Contudo, o governo brasileiro poderá lançar mão de outras alternativas
para dificultar a aquisição destes bens dos vizinhos, como estabelecer o
sistema de licença não-automática aos lotes enviados ao Brasil –
prática usada constantemente pelo parceiros de Mercosul como barreira ao
livre comércio. Já o Chile, que também tem o benefício de alíquota zero
no imposto de importação, poderá ser alvo de cotas máximas (como o
Brasil pretende fazer com o México na questão automotiva), ou ter de
exportar ao país vinhos mais caros, que não concorram com a indústria
que abastece a classe média.
Vinhedos no Vale do Elqui, no Chile: país será o mais afetado por medida de salvaguarda
Discussões –
De acordo com Henrique Benedetti, presidente da União Brasileira de
Vitivinicultura (Uvibra), entidade que representa os produtores, há pelo
menos quatro medidas que podem ser tomadas pelo Ministério do
Desenvolvimento, Indústria e Comércio Exterior (Mdic) para restringir as
importações: aumento de imposto, criação de cotas, definição de um
preço mínimo para o produto e a mudança na política de licenças para os
países do Mercosul. Segundo fontes ouvidas pelo site de VEJA, todas elas
já foram discutidas com a própria presidente Dilma Rousseff, no início
de fevereiro, quando ela visitou o município de Caxias do Sul (RS) para
abrir a tradicional Festa da Uva.
Atualmente,
um Grupo Técnico sobre Alterações Temporárias da Tarifa Externa Comum
do Mercosul (GTAT-TEC), gerenciado pela Câmara de Comércio Exterior
(Camex) do MDIC, analisa dados enviados pelas entidades do setor para
comprovar quão “nocivos” os vinhos estrangeiros são para a indústria
nacional. O MDIC investigará por cerca de um ano as estatísticas
setoriais e só então poderá tomar uma decisão sobre o pedido de
salvaguarda. Segundo a assessoria de comunicação do Ministério, não há
previsão para o término dos estudos técnicos e a pasta não irá se
pronunciar sobre esse tema por enquanto.
Concorrência –
De fato, os vinhos nacionais perdem mercado a cada ano para os
importados. Em 2005, eram trazidos ao país cerca de 37 milhões de litros
da bebida. Em 2011, esse número saltou para 72 milhões de litros de
acordo com números do Ministério do Desenvolvimento. Nesse período, a
produção nacional encolheu de 22 milhões de litros para 19 milhões de
litros, segundo dados da Uvibra. Em contrapartida, o dólar se
desvalorizou 33% em relação ao real e a renda do brasileiro aumenta a
cada ano. Além disso, o vinho ganha cada vez mais espaço no cotidiano
dos consumidores no país – muitas vezes graças aos baixos preços
praticados pelos produtores dos países vizinhos.
O
resultado é que o consumo aumentou, mas os produtores nacionais não
conseguiram aproveitar essa onda por falta de competitividade. “A culpa
não pode ser atribuída aos importadores, mas sim à própria estrutura
produtiva do Brasil que é pouco competitiva, o que não é novidade para a
indústria, infelizmente”, afirma Welber Barral, ex-secretário de
Comércio do MDIC e sócio da consultoria Barral MJorge Associados.

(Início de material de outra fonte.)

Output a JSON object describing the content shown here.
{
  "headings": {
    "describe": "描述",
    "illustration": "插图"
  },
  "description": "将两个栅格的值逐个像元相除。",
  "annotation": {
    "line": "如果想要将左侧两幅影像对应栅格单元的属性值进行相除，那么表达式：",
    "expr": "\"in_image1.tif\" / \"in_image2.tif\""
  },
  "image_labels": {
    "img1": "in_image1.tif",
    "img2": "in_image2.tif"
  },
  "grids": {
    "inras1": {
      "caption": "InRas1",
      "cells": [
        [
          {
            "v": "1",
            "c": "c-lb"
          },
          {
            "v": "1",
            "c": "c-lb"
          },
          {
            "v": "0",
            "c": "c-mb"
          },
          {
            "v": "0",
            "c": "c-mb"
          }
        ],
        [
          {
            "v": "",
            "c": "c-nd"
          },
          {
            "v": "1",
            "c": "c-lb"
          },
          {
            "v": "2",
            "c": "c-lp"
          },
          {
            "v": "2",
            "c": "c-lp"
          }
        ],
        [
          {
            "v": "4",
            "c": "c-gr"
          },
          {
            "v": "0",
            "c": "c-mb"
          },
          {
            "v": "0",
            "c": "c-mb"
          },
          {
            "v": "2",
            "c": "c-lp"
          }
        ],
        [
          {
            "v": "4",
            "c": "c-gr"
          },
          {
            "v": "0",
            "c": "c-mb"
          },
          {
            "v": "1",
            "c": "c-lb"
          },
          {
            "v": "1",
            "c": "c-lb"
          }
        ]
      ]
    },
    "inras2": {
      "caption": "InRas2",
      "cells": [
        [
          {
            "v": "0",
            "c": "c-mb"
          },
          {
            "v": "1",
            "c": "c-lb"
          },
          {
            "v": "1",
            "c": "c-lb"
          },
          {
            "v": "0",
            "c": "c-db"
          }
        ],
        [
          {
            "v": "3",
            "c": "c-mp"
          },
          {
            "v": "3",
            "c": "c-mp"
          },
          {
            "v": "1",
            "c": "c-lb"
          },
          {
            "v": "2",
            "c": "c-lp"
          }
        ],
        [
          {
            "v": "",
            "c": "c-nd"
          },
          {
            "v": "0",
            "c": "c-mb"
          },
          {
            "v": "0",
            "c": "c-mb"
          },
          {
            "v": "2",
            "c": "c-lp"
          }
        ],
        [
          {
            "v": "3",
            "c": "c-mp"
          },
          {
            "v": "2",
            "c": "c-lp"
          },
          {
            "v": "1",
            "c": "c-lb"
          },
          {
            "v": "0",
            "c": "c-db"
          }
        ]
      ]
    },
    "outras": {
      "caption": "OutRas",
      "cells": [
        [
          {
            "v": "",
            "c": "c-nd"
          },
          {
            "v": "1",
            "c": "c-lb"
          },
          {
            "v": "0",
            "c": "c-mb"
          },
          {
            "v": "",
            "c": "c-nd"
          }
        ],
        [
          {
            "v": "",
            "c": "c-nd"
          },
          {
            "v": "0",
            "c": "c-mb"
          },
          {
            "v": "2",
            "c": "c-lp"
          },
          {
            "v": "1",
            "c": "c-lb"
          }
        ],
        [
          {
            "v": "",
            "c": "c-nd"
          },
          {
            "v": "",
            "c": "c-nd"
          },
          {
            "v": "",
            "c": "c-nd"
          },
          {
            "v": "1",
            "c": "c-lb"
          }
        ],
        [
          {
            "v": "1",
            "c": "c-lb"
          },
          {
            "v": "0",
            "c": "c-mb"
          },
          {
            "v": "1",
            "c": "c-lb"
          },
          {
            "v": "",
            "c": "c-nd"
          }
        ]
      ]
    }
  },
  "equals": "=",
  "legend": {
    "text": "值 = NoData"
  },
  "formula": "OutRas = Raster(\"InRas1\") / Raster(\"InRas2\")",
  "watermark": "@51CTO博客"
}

Reserva de mercado, de novo –
A situação absurda, neste caso, configura-se quando o próprio setor
produtivo, em vez de exigir melhores condições de competitividade,
articula com o governo a criação da reserva de mercado. “O problema não é
o custo Brasil e sim o fato de os produtores estrangeiros despejarem
seus produtos em nossos mercados porque a Europa e os Estados Unidos
estão consumindo menos”, argumenta Benedetti, da Uvibra, ao se referir à
queda no consumo de vinho dos países desenvolvidos devido à crise
financeira internacional. Segundo o empresário, que é dono da vinícola
Lovara, há concorrência desleal por parte de alguns portos do país, como
o de Itajaí (SC), que reduzem por conta própria a tributação do ICMS
para atrair importadores de vinhos a desembarcar em seus estados.
Na
Câmara dos Deputados, em vez de a discussão servir como forma de
pressão para que o governo execute reformas estruturais que desonerem a
indústria, deputados como Nelson Padovani (PSC-PR) proferem verdadeiras
odes ao protecionismo. Em discurso na Representação Brasileira no
Parlamento do Mercosul (Parlasul), o parlamentar mostrou-se indignado
com um projeto de retirar o imposto de importação sobre os vinhos
portugueses, que representam menos de 5% das importações do produto no
país. “Exatamente no momento em que o Rio Grande do Sul está passando
por crises por problemas climáticos, vem agora alguém – naturalmente a
pedido de algum importador – propor isenção aos vinhos importados. Ora,
aquele que consome o vinho importado – que é o segmento que mais cresce
no Brasil – é porque tem poder aquisitivo, então que pague o preço”,
disse.
Promessa de modernização –
A ideia dos produtores é que a barreira, seja ela qual for, permaneça
em vigor por, no mínimo, quatro anos, para que as vinícolas consigam
finalizar um plano de modernização iniciado três anos atrás – e ameaçado
pela queda do consumo de vinhos nacionais. A estimativa do setor é de
que haja um excedente anual de 40 milhões de garrafas. “No curto prazo,
isso (a reserva de mercado) irá ajudar os produtores. Mas e depois? Até
quando o Brasil vai precisar recorrer a esse tipo de medida?”, questiona
Antonio Cesar Longo, presidente da Associação Gaúcha de Supermercados
(AGAS). A resposta a esse enigma está na condescendência do Palácio do
Planalto, que já prometeu que dará “atenção especial” ao problema,
segundo afirmou ao site de VEJA uma fonte ligada ao assunto.